“O Mali tem diferentes tipos de música. São 300 povos, cada um com a sua música. Meu foco é na da região de Segu, que é pentatônica como o blues. Os escravos que foram levados para os Estados Unidos levaram com eles o ngoni, que deu origem ao banjo mais tarde. Esses escravos foram para lá trabalhar em lavouras de arroz e algodão, e o maior produtor de algodão da África é o Mali”, conta Kouyate, que tocou na madrugada de domingo em Ouro Preto, durante o festival Mimo.
Sua vibrante apresentação, na Praça Tiradentes, deixou claro que a música que compõe não é só criativa e conectada à tradição malinesa, mas também aparentada com o blues. Aliás, a palavra blues, conta o músico, não costuma fazer tanto sentido para vários músicos malineses: “A semelhança entre o que os músicos antigos do Mali tocavam e o blues é muito grande. Se você pedir a um velho que toque blues, ele não saberá o que é, mas sabe tocar o korosse, que é um estilo muito parecido”.
No fim dos anos 1980, quando Kouyate foi convidado a participar de um evento de blues nos Estados Unidos, sua música chamou a atenção justamente por isso. “O Taj Mahal estava lá e quando me ouviu achou que o que eu estava tocando era a origem da música dele. Ele passou a me considerar como se fôssemos da mesma família. Sempre que nos encontramos, sentimos essa ligação por meio da terra”, lembra o africano.

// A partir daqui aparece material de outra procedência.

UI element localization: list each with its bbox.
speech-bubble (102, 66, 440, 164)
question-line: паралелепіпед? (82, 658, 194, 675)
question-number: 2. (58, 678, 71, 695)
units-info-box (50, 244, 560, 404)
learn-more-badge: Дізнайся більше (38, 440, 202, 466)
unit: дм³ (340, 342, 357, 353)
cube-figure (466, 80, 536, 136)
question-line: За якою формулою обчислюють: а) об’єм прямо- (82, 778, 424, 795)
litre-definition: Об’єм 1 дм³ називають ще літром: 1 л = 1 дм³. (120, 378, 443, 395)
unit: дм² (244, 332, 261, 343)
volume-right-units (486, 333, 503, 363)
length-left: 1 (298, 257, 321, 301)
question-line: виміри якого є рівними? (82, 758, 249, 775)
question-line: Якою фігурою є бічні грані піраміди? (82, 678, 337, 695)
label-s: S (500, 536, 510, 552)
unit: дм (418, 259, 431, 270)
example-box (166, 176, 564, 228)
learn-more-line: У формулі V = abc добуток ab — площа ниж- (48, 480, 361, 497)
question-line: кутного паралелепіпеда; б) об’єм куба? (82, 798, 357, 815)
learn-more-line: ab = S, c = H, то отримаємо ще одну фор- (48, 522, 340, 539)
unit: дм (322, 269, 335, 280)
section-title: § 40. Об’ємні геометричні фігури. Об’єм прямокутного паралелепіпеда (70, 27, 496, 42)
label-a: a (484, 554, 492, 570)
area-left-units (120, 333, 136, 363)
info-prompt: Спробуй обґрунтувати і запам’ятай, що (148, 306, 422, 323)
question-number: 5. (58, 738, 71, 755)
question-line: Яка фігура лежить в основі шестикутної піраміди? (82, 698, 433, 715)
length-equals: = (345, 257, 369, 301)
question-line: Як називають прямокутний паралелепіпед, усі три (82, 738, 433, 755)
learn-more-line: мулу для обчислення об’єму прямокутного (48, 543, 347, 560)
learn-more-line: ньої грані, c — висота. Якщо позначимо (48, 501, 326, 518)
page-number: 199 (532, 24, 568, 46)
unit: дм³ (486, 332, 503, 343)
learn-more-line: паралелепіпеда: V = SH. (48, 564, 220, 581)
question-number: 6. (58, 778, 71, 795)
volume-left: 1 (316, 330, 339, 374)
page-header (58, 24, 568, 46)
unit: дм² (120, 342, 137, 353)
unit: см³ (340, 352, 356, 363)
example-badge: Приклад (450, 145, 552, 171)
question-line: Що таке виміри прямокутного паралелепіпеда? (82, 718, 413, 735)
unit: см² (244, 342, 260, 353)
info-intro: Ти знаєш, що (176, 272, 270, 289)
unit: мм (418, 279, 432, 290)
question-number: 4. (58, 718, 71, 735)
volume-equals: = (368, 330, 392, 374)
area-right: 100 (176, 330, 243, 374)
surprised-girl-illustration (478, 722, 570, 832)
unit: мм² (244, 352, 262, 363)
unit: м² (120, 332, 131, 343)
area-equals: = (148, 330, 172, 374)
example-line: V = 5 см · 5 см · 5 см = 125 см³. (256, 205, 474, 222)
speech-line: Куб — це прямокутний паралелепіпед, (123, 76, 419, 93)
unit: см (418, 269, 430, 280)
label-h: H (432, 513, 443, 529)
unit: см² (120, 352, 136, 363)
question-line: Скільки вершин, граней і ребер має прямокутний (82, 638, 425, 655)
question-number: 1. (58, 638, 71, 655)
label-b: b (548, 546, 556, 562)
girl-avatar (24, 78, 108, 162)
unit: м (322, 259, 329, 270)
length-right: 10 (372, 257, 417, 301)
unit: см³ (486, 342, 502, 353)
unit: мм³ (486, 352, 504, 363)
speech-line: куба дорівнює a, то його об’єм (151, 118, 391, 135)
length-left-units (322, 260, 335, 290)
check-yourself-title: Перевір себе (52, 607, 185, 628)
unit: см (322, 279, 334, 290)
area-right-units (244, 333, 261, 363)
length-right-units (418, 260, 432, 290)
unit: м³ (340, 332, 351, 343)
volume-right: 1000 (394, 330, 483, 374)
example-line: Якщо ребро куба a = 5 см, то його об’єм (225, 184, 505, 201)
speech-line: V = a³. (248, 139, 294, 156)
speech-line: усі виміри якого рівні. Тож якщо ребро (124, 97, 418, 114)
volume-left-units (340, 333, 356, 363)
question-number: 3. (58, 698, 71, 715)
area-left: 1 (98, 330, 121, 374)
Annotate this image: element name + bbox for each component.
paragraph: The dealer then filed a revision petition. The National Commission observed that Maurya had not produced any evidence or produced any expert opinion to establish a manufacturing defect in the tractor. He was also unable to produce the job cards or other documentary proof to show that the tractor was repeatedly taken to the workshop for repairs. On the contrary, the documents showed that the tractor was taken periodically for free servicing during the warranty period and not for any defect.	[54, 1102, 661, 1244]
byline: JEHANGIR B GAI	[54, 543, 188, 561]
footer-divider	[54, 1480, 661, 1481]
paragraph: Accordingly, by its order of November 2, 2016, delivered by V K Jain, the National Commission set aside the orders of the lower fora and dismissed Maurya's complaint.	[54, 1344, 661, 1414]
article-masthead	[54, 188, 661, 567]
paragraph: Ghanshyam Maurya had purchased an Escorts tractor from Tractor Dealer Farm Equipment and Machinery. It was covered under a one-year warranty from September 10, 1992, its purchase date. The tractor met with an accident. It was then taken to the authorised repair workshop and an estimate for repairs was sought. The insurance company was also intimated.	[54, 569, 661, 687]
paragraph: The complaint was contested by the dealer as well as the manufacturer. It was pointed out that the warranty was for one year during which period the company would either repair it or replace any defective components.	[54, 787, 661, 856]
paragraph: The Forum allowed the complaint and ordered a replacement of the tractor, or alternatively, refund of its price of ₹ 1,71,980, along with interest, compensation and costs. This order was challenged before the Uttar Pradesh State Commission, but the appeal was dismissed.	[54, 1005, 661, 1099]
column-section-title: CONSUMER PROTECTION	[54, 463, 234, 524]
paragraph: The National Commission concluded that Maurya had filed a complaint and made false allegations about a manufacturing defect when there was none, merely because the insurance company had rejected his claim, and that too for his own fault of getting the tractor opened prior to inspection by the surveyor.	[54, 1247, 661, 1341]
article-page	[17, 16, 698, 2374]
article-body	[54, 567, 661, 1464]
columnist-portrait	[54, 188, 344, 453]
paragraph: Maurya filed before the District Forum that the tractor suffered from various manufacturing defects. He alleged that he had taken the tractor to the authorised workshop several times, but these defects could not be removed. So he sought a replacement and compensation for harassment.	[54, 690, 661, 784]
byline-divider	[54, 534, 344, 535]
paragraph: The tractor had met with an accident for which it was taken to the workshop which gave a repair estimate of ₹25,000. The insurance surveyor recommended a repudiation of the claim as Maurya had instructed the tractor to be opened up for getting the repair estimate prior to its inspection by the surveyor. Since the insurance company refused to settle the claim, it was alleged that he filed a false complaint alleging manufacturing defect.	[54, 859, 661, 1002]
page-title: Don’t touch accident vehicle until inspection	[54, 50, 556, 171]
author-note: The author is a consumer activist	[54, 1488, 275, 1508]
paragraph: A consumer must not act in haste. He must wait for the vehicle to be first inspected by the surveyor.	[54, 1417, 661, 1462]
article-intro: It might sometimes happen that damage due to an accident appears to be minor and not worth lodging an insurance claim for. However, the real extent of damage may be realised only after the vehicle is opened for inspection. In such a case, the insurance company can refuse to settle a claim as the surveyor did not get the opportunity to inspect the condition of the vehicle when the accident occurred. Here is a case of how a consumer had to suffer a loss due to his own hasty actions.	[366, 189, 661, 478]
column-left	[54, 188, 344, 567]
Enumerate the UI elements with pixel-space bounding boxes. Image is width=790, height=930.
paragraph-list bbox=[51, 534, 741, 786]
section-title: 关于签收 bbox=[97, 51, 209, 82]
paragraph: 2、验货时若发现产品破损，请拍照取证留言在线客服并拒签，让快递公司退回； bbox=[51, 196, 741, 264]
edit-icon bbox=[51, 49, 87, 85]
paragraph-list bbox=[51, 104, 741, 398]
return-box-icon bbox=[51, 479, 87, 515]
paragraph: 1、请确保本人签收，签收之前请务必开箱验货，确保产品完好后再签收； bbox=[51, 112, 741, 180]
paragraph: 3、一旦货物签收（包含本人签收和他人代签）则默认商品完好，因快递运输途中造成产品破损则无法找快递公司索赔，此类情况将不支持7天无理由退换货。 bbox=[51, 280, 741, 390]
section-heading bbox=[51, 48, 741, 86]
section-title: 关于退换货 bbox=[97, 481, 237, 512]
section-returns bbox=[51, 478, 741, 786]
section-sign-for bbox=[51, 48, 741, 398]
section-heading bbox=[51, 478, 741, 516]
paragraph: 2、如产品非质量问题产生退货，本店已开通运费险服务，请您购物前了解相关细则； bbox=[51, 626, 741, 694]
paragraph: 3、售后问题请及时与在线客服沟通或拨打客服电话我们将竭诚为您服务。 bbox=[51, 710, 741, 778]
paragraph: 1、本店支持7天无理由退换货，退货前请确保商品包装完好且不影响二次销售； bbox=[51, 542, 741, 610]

Os dois estiveram juntos recentemente na Europa, onde definiram as bases do disco. As músicas ainda não foram gravadas, mas o africano adianta que a maioria das composições será dele, com uma ou outra parceria. “Mostrarei como o blues foi para os Estados Unidos. Voltaremos às raízes do gênero, ou seja, 700 anos atrás, como os antigos faziam”, anuncia Kouyate.
Prêmio Mesmo com a agenda cheia de colaborações com artistas e participações em festivais pelo mundo, Bassekou Kouyate diz que não pensa em deixar o Mali. “Muita gente já deixou o país. Quero manter a conexão com minhas raízes”, justifica o artista, que mora na capital, Bamako. Uma vez por ano ele retorna a Garana, vila onde nasceu e promove um campeonato de futebol com 12 times formados por moradores – a equipe vencedora leva o equivalente a R$ 5 mil, e seu capitão, uma moto.
O artista, que conta apenas com familiares em sua banda (filhos, irmãos, um sobrinho e a mulher, a cantora Amy Sacko), a Ngoni Ba, tem ampliado sua atuação no país como forma de estimular a renovação artística local. Ele tem motivo: músicos malineses reconhecidos internacionalmente já morreram (caso de Ali Farka Toure) ou pertencem a gerações anteriores à sua (caso de Salif Keita). Em dezembro, organizará no país a primeira edição do prêmio Ngoni d’Or, para destacar jovens talentos em categorias que vão da música tradicional local ao rap.
VEM AÍ
Para a edição do ano que vem, Lu Araújo, diretora-geral do Mimo, revela que está em negociação para trazer o inglês John McLaughlin, um dos mais importantes guitarristas do jazz mundial. A intenção, continua ela, é manter o formato do festival, com shows, filmes, workshops e etapa educativa em cidades históricas brasileiras. Depois da etapa de Ouro Preto, terminada ontem, o festival segue para Olinda (de quinta a domingo), Paraty (de 10 a 12 de outubro) e Tiradentes (17 a 19 de outubro).
O repórter viajou a convite do festival Mimo.